Dessa forma, diante da citada decisão administrativa não ser passível de recurso, é patente que o próximo passo da Receita Federal do Brasil será levar a leilão a mercadoria; fazendo assim desaparecer o interesse processual da Agravante, já que não poderá mais extrair qualquer utilidade dos presentes autos; devendo o processo ser extinto por perda superveniente do seu objeto.

Dessa forma, o pedido de tutela antecipada da Agravante de suspensão de leilão – que é o próximo passo do procedimento administrativo em questão, visa assegurar o direito da Agravante de que o bem subjudice seja assegurado ao final do processo, sem que resolva o mérito da questão.
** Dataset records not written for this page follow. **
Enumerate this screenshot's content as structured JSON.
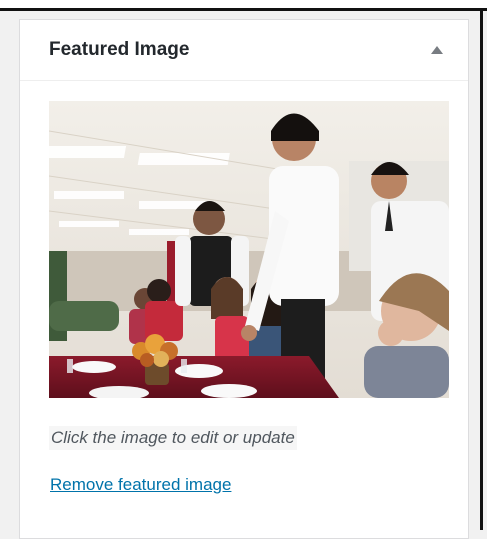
{
  "metabox": {
    "title": "Featured Image",
    "toggle_icon": "triangle-up-icon",
    "hint": "Click the image to edit or update",
    "remove_link": "Remove featured image"
  },
  "colors": {
    "link": "#0073aa",
    "title": "#23282d",
    "hint": "#50575e",
    "border": "#dcdcde"
  }
}
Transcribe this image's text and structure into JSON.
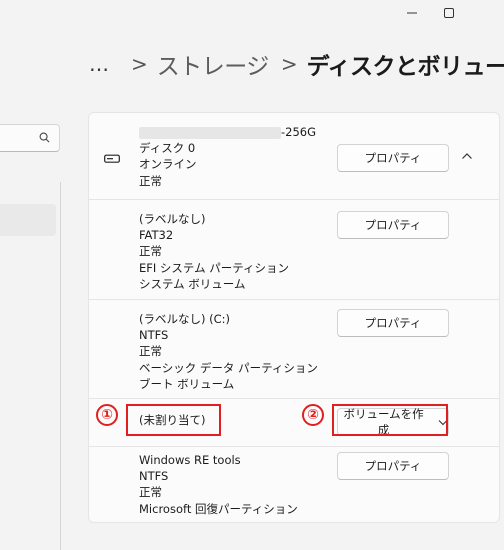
{
  "breadcrumb": {
    "more": "…",
    "separator": ">",
    "parent": "ストレージ",
    "current": "ディスクとボリューム"
  },
  "disk": {
    "name_suffix": "-256G",
    "number": "ディスク 0",
    "status": "オンライン",
    "health": "正常",
    "properties_label": "プロパティ"
  },
  "volumes": [
    {
      "lines": [
        "(ラベルなし)",
        "FAT32",
        "正常",
        "EFI システム パーティション",
        "システム ボリューム"
      ],
      "button": "プロパティ"
    },
    {
      "lines": [
        "(ラベルなし) (C:)",
        "NTFS",
        "正常",
        "ベーシック データ パーティション",
        "ブート ボリューム"
      ],
      "button": "プロパティ"
    },
    {
      "lines": [
        "(未割り当て)"
      ],
      "button": "ボリュームを作成"
    },
    {
      "lines": [
        "Windows RE tools",
        "NTFS",
        "正常",
        "Microsoft 回復パーティション"
      ],
      "button": "プロパティ"
    }
  ],
  "annotations": {
    "one": "①",
    "two": "②"
  },
  "colors": {
    "accent_red": "#e02020",
    "card_bg": "#fbfbfb",
    "page_bg": "#f3f3f3"
  },
  "icons": [
    "minimize-icon",
    "maximize-icon",
    "search-icon",
    "disk-drive-icon",
    "chevron-up-icon",
    "chevron-down-icon"
  ]
}
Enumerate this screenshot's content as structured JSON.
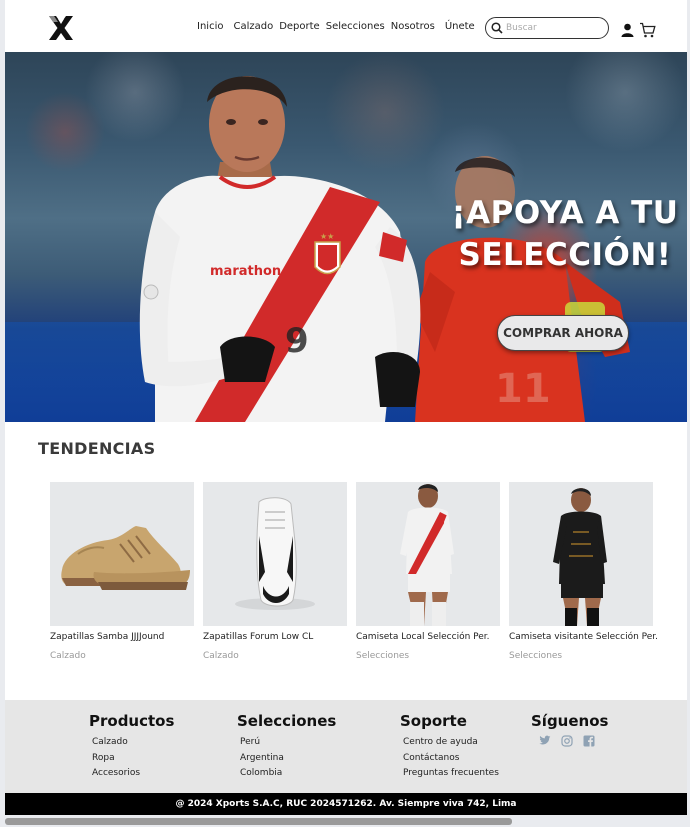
{
  "header": {
    "nav": [
      "Inicio",
      "Calzado",
      "Deporte",
      "Selecciones",
      "Nosotros",
      "Únete"
    ],
    "search_placeholder": "Buscar"
  },
  "hero": {
    "title_line1": "¡APOYA A TU",
    "title_line2": "SELECCIÓN!",
    "cta": "COMPRAR AHORA",
    "jersey_brand": "marathon",
    "jersey_number": "9"
  },
  "trends": {
    "title": "TENDENCIAS",
    "products": [
      {
        "name": "Zapatillas Samba JJJJound",
        "category": "Calzado"
      },
      {
        "name": "Zapatillas Forum Low CL",
        "category": "Calzado"
      },
      {
        "name": "Camiseta Local Selección Per.",
        "category": "Selecciones"
      },
      {
        "name": "Camiseta visitante Selección Per.",
        "category": "Selecciones"
      }
    ]
  },
  "footer": {
    "columns": [
      {
        "title": "Productos",
        "links": [
          "Calzado",
          "Ropa",
          "Accesorios"
        ]
      },
      {
        "title": "Selecciones",
        "links": [
          "Perú",
          "Argentina",
          "Colombia"
        ]
      },
      {
        "title": "Soporte",
        "links": [
          "Centro de ayuda",
          "Contáctanos",
          "Preguntas frecuentes"
        ]
      }
    ],
    "social_title": "Síguenos",
    "social_icons": [
      "twitter-icon",
      "instagram-icon",
      "facebook-icon"
    ],
    "copyright": "@ 2024 Xports S.A.C, RUC 2024571262. Av. Siempre viva 742, Lima"
  },
  "colors": {
    "accent_red": "#d12a2a",
    "footer_bg": "#e6e6e6",
    "bottom_bar": "#000000"
  }
}
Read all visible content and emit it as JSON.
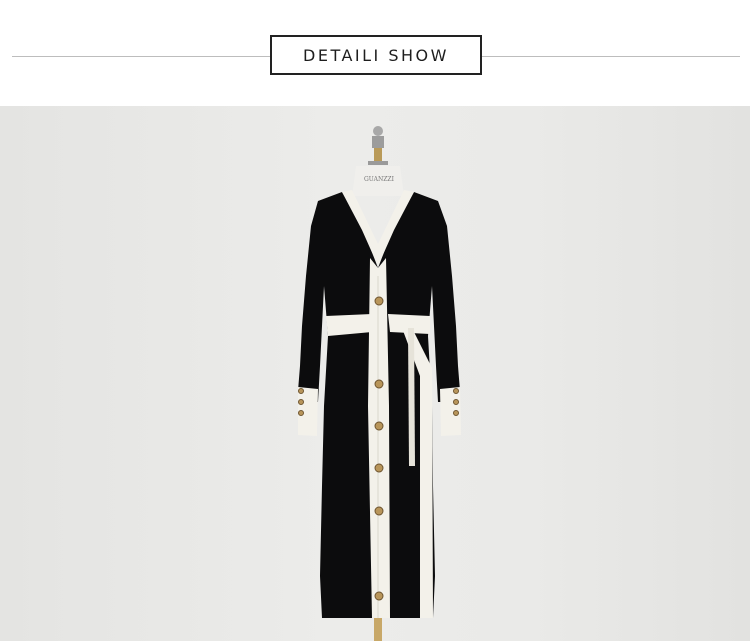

Entretanto, na decisão ora guerreada (ID (00)00000-0000) o M.M. Juízo “a quo” indeferiu o pedido de tutela provisória da ora Agravante, sob o fundamento de que não estaria comprovado nos autos que o bem ora discutido estivesse incluído em procedimento licitatório iminente; o que não merece respaldo, haja vista que é patente a iminência da designação de leilão pela autoridade administrativa tendo em vista que já foi proferida a decisão pela manutenção da pena de perdimento da mercadoria, e essa decisão é irrecorrível administrativamente.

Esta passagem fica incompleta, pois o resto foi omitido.